Собственно говоря, я никогда не рассчитывал и не надеялся на то, что мне удастся скрыть свою причастность к этим романам от кого-либо из близких мне лиц. Слишком много было совпадений между тем, что слышали от автора в повседневной жизни, и отдельными эпизодами, оборотами речи и суждениями в его романах, чтобы кто-либо из моих близких знакомых мог усомниться, что автор «Уэверли» и их друг — одно и то же лицо, и я полагаю, что все они были в этом внутренне убеждены. Но, поскольку я сам ничего не говорил, их уверенность имела в глазах света не больше веса, чем догадки других; их мнения и доводы можно было заподозрить в пристрастности, а то и противопоставить им опровергающие доводы и суждения; речь теперь шла уже не о том, признавать ли меня за автора этих романов, несмотря на мое запирательство, а достаточно ли будет моего признания, чтобы безоговорочно счесть меня их творцом.
Меня часто спрашивали о случаях, когда я едва не был разоблачен, но так как я продолжал настаивать на своем столь же невозмутимо, как адвокат с тридцатилетней практикой, я не припомню, чтобы хоть раз попал в такое мучительное и неловкое положение. В «Разговорах с Байроном» капитана Медуина(*) автор говорит, что он как-то задал моему благородному и высокоталантливому другу вопрос, убежден ли он в принадлежности этих романов сэру Вальтеру Скотту, на что Байрон ответил: «Скотт как-то раз чуть не признал себя автором «Уэверли» в книжной лавке Мерри. Я беседовал с ним по поводу этого романа и выразил сожаление, что он не отнес его действие ближе к эпохе Революции.(*) Скотт, совершенно забыв об осторожности, ответил: «Конечно, я мог бы так сделать, но...» Тут он запнулся. Тщетно было пытаться исправить ошибку. Он, по-видимому, растерялся и, чтобы скрыть свое- смущение, поспешил ретироваться». Я совершенно не помню такой сцены, и мне кажется, что в подобном случае я скорее бы рассмеялся, а не смутился, ибо никогда в таком деле не мог надеяться ввести в заблуждение Байрона, и по тому, как он неизменно говорил со мной, я знал, что его мнение окончательно сложилось и всякие опровержения с моей стороны звучали бы фальшиво. Я не берусь утверждать, что этого случая не было, но только вряд ли он произошел точно при описанных обстоятельствах, иначе я сохранил бы о нем хотя бы смутное воспоминание. В другом месте той же книги говорится, что лорд Байрон якобы высказывал предположение, что я не хочу признаваться в авторстве «Уэверли», полагая, что этот роман может вызвать неудовольствие царствующей династии.
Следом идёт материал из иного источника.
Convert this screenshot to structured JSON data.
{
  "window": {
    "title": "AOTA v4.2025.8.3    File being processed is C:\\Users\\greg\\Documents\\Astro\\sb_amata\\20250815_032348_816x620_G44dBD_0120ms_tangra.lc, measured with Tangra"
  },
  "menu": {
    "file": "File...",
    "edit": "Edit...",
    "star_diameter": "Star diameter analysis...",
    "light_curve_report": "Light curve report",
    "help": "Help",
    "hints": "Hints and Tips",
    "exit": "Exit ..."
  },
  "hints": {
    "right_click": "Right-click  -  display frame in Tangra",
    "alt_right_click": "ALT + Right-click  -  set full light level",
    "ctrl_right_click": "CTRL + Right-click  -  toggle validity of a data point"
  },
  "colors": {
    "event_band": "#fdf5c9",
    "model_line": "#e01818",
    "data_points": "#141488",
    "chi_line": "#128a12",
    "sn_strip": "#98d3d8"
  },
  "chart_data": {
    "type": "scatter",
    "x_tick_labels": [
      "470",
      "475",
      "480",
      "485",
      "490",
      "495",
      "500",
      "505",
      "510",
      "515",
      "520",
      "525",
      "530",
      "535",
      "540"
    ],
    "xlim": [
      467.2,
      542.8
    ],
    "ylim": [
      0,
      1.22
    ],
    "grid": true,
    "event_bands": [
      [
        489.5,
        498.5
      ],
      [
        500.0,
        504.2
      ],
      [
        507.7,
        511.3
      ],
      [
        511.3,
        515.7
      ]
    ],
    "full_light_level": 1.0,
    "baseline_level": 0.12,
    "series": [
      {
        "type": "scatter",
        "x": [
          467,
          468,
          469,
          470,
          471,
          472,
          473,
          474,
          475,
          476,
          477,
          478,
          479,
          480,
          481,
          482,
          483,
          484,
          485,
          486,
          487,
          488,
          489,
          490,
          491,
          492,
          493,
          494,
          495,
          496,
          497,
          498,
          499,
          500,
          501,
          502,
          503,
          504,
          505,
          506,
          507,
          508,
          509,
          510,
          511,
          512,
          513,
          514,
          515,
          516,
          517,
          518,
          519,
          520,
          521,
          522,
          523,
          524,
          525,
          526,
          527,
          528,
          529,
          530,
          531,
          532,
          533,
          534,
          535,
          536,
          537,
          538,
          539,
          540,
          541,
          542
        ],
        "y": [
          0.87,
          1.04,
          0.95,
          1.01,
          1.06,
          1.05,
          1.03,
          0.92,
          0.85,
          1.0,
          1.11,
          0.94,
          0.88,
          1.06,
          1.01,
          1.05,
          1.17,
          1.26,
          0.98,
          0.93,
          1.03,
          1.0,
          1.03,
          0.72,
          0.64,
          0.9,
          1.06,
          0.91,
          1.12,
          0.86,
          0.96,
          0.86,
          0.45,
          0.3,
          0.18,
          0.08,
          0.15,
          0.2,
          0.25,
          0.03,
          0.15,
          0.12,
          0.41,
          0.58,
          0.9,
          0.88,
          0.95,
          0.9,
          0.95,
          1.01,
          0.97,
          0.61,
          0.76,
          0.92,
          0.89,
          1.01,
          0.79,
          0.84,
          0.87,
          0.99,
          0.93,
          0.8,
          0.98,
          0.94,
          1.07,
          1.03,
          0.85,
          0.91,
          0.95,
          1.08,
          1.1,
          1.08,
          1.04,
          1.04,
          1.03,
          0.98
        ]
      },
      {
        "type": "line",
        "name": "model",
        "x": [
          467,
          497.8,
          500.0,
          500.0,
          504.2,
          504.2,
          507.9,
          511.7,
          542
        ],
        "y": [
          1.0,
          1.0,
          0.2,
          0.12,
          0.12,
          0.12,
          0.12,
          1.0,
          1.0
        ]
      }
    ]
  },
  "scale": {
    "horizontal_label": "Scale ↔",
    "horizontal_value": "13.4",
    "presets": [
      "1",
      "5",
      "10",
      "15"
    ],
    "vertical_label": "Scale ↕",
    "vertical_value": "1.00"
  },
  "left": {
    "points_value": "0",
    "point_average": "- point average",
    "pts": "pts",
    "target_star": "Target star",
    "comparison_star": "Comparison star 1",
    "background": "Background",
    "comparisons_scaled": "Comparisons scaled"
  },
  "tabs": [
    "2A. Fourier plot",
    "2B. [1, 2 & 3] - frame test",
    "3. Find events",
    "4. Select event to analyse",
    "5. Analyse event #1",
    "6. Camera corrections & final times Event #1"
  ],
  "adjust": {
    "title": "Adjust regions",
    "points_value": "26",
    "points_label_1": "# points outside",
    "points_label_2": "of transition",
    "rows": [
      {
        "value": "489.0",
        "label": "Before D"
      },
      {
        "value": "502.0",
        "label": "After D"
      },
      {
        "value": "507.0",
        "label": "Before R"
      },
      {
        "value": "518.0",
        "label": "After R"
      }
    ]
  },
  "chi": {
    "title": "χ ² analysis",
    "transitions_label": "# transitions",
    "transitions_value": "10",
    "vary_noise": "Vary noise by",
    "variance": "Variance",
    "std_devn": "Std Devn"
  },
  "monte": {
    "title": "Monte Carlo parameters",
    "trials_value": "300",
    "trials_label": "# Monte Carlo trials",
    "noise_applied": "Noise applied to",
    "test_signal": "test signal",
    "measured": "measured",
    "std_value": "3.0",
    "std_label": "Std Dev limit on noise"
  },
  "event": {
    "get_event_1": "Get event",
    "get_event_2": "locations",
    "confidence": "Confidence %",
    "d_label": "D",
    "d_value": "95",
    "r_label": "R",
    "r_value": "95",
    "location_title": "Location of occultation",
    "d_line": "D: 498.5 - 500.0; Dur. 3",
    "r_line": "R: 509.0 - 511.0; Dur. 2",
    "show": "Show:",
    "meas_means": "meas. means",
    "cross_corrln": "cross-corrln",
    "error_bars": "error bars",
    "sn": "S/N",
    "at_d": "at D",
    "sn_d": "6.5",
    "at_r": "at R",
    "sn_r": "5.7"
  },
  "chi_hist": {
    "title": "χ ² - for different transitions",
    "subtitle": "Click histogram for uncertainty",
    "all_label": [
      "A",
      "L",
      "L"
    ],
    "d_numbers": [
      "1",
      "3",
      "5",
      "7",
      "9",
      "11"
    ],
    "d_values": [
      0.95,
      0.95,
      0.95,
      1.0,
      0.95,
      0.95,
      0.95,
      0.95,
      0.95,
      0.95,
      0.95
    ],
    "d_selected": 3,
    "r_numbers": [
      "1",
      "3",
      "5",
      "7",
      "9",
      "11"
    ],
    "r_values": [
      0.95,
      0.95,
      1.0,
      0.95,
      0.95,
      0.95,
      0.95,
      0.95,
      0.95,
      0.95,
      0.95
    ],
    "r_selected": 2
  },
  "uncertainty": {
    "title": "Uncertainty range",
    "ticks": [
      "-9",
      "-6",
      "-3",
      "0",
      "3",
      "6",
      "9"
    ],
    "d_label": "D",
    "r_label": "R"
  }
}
Могу лишь сказать, что подобное опасение пришло бы мне на ум в последнюю очередь, о чем красноречиво свидетельствует предпосылаемое этим томам посвящение.(*) Пострадавшие в ту несчастную эпоху неизменно пользовались в течение предыдущего и настоящего царствования симпатией и покровительством членов королевского семейства, которые великодушно простят постороннему вырвавшийся из его груди вздох и сами сочувственно вздохнут, вспоминая о судьбе своих отважных противников, творивших свое дело не из ненависти, а из чувства чести.
В то время как лица, тесно общавшиеся с автором, без колебаний приписывали ему то, что ему принадлежало, другие, а именно — несколько видных критиков, занялись терпеливым исследованием характерных особенностей, которые могли бы выдать авторство моих романов. Среди них был один джентльмен, замечательный доброжелательным и свободным от предрассудков тоном своих писаний, остротой рассуждений и истинно джентльменским способом, коим он производил свои изыскания. В своих «Письмах» он выказал не только способности точного исследователя, но и свойства ума, заслуживающие гораздо более серьезной темы для их упражнения, и я не сомневаюсь, что он обратил в свою веру почти всех тех, кто считал этот вопрос заслуживающим внимания.[14] Автор не имел права жаловаться ни на эти письма, ни на другие попытки подобного рода. Ведь это он вызвал публику на своего рода игру в прятки, и если он оказался обнаруженным в своем убежище, ему оставалось лишь признать себя побежденным.
В обществе, разумеется, ходили самые различные слухи. Одни представляли собой точную передачу лишь частично верных данных, другие касались обстоятельств, не имеющих никакого отношения к делу, третьи, наконец, были измышлением досужих людей, полагавших, очевидно, что вернейший способ вызвать автора на откровенность — это приписать его молчание какому-либо порочащему его имя или неблаговидному побуждению.
Легко себе представить, что к такого рода инквизиторским приемам лицо, которого они больше всего касались, относилось с некоторым презрением, ибо среди всех ходивших слухов был только один, который был столь же необоснован, как и все другие, но имел хоть тень правдоподобия и на самом деле мог оказаться правильным.